Another reason that XP still has so many users is due to its heavy usage in government-run facilities, mainly schools. A recent study done by AVAST noted that 96% of schools will be affected by the ending of support services for XP. Schools still use the system primarily due to cost. Funding to schools has been historically stiff, and the money that schools do receive is not often prioritized to updating computer software. Updating every computer would cost tens of thousands of dollars, which is money that can’t readily be found. The Telecommunications Act of 1996 created E-Rate, which made it cheaper for schools to buy computers, telecommunication goods, and connect to the internet. Not surprisingly, schools have not often updated their hardware since, let alone software, leaving them to use a cost-effective choice of an OS; Windows XP. Many of the school’s computers can’t support software much newer than XP, meaning that an update in software will require an update in hardware as well. This heavy usage of XP at schools can also explain why others use it, too. Because school faculty uses XP on a daily basis, they are more likely to own the software at their homes, because it’s what they’re familiar with. This same principle explains why others still haven’t updated. If it ain’t broke, don’t upgrade to something you’re not familiar with.

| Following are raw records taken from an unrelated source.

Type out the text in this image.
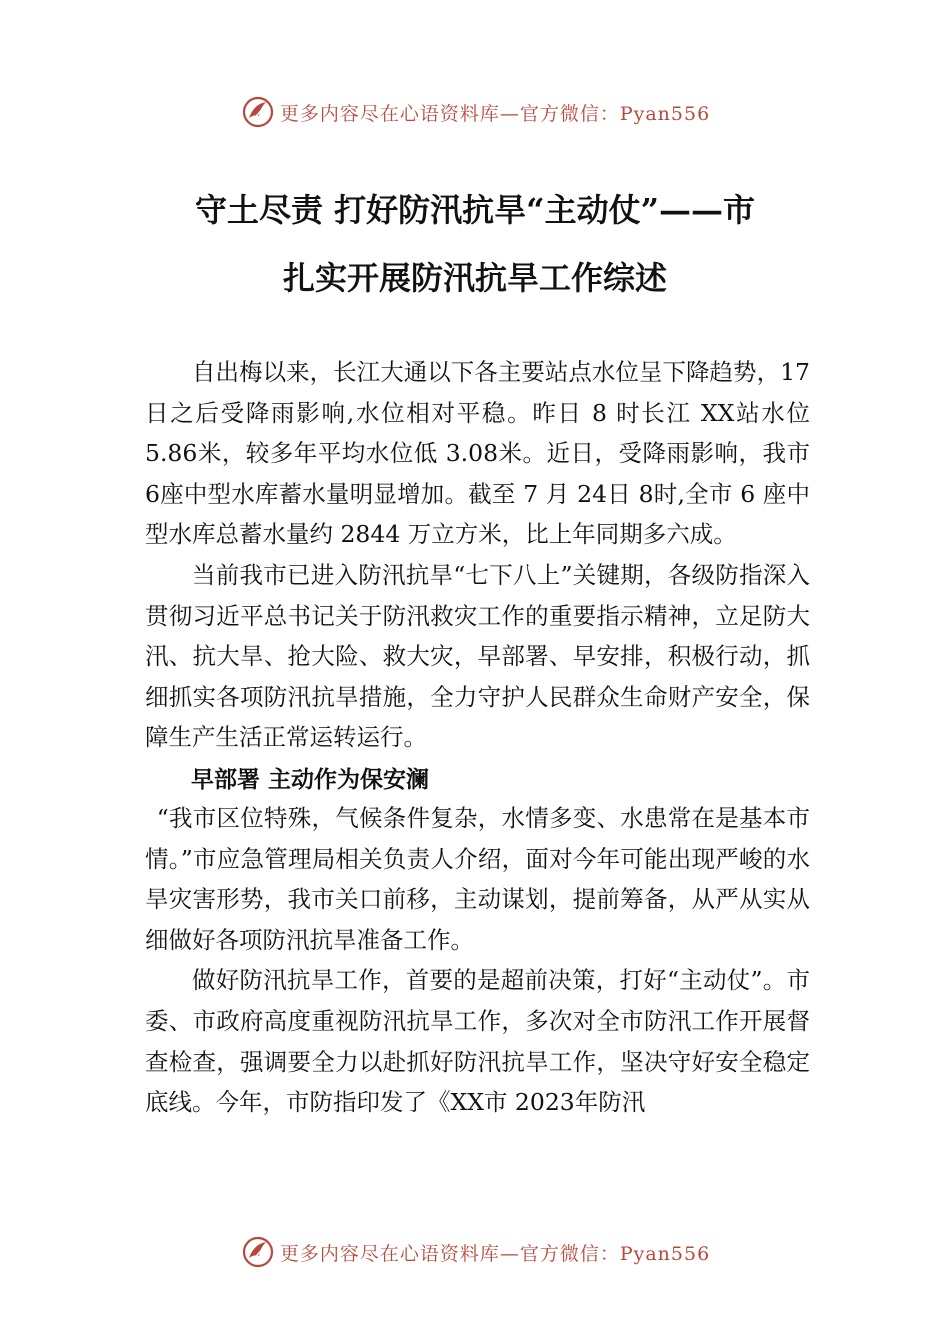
更多内容尽在心语资料库—官方微信：Pyan556
守土尽责 打好防汛抗旱“主动仗”——市
扎实开展防汛抗旱工作综述

自出梅以来，长江大通以下各主要站点水位呈下降趋势，17日之后受降雨影响,水位相对平稳。昨日 8 时长江 XX站水位 5.86米，较多年平均水位低 3.08米。近日，受降雨影响，我市 6座中型水库蓄水量明显增加。截至 7 月 24日 8时,全市 6 座中型水库总蓄水量约 2844 万立方米，比上年同期多六成。

当前我市已进入防汛抗旱“七下八上”关键期，各级防指深入贯彻习近平总书记关于防汛救灾工作的重要指示精神，立足防大汛、抗大旱、抢大险、救大灾，早部署、早安排，积极行动，抓细抓实各项防汛抗旱措施，全力守护人民群众生命财产安全，保障生产生活正常运转运行。

早部署 主动作为保安澜

“我市区位特殊，气候条件复杂，水情多变、水患常在是基本市情。”市应急管理局相关负责人介绍，面对今年可能出现严峻的水旱灾害形势，我市关口前移，主动谋划，提前筹备，从严从实从细做好各项防汛抗旱准备工作。

做好防汛抗旱工作，首要的是超前决策，打好“主动仗”。市委、市政府高度重视防汛抗旱工作，多次对全市防汛工作开展督查检查，强调要全力以赴抓好防汛抗旱工作，坚决守好安全稳定底线。今年，市防指印发了《XX市 2023年防汛

更多内容尽在心语资料库—官方微信：Pyan556
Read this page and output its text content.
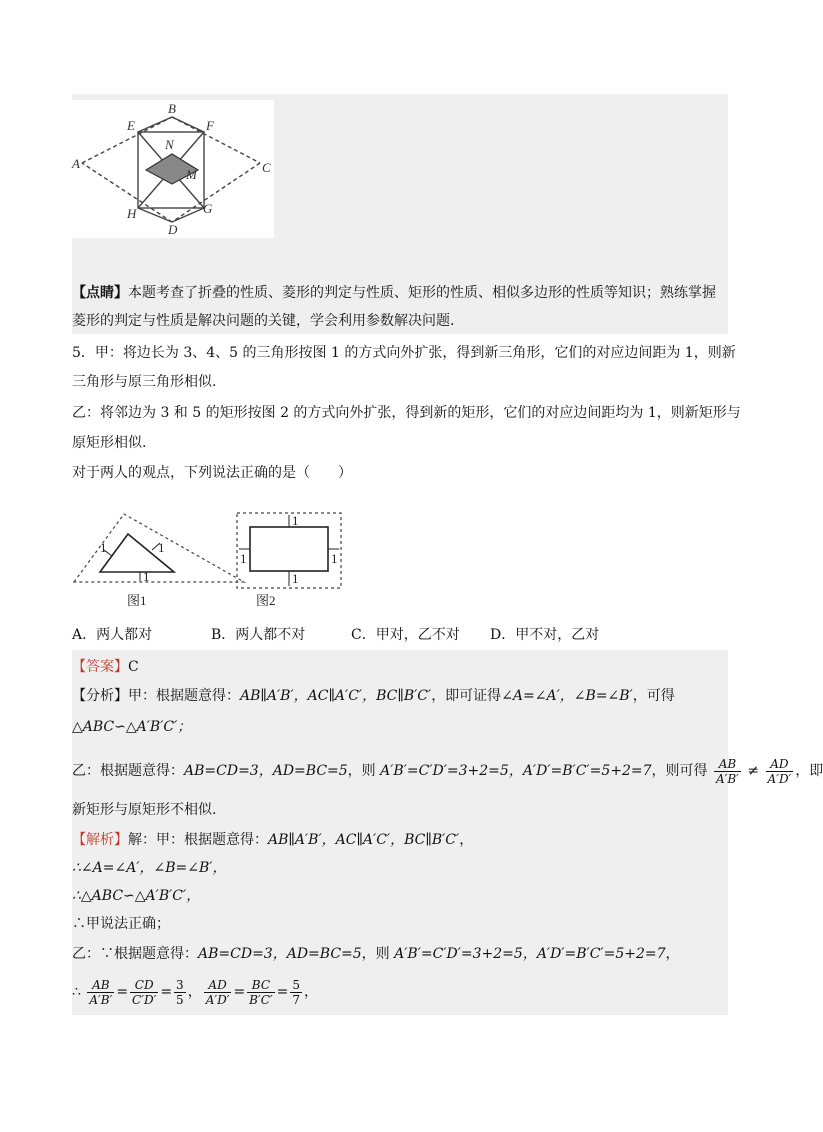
B
E	F
A	C
N
M
H	G
D
【点睛】本题考查了折叠的性质、菱形的判定与性质、矩形的性质、相似多边形的性质等知识；熟练掌握
菱形的判定与性质是解决问题的关键，学会利用参数解决问题.
5．甲：将边长为 3、4、5 的三角形按图 1 的方式向外扩张，得到新三角形，它们的对应边间距为 1，则新
三角形与原三角形相似.
乙：将邻边为 3 和 5 的矩形按图 2 的方式向外扩张，得到新的矩形，它们的对应边间距均为 1，则新矩形与
原矩形相似.
对于两人的观点，下列说法正确的是（　　）
1	1
1
图1
1
1
1	1
图2
A．两人都对	B．两人都不对	C．甲对，乙不对 D．甲不对，乙对
【答案】C
【分析】甲：根据题意得：AB∥A′B′，AC∥A′C′，BC∥B′C′，即可证得∠A=∠A′，∠B=∠B′，可得
△ABC∽△A′B′C′；
乙：根据题意得：AB=CD=3，AD=BC=5，则 A′B′=C′D′=3+2=5，A′D′=B′C′=5+2=7，则可得 $\frac{AB}{A'B'} \ne \frac{AD}{A'D'}$ ，即
新矩形与原矩形不相似.
【解析】解：甲：根据题意得：AB∥A′B′，AC∥A′C′，BC∥B′C′，
∴∠A=∠A′，∠B=∠B′，
∴△ABC∽△A′B′C′，
∴甲说法正确；
乙：∵根据题意得：AB=CD=3，AD=BC=5，则 A′B′=C′D′=3+2=5，A′D′=B′C′=5+2=7，
∴ $\frac{AB}{A'B'} = \frac{CD}{C'D'} = \frac{3}{5}$ ， $\frac{AD}{A'D'} = \frac{BC}{B'C'} = \frac{5}{7}$ ，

The effects of the support closure are still yet to be known. While a lack of security updates and tech support will cause some computer users to upgrade, many still won’t. The OS’s ease of use, familiar feel, and widespread usage make it hard to leave. No amount of time, nor new operating systems, can deter its users. A lack of support and updates won’t cause Windows XP to stop working, and, until that happens, people will still be using XP for a long, long time.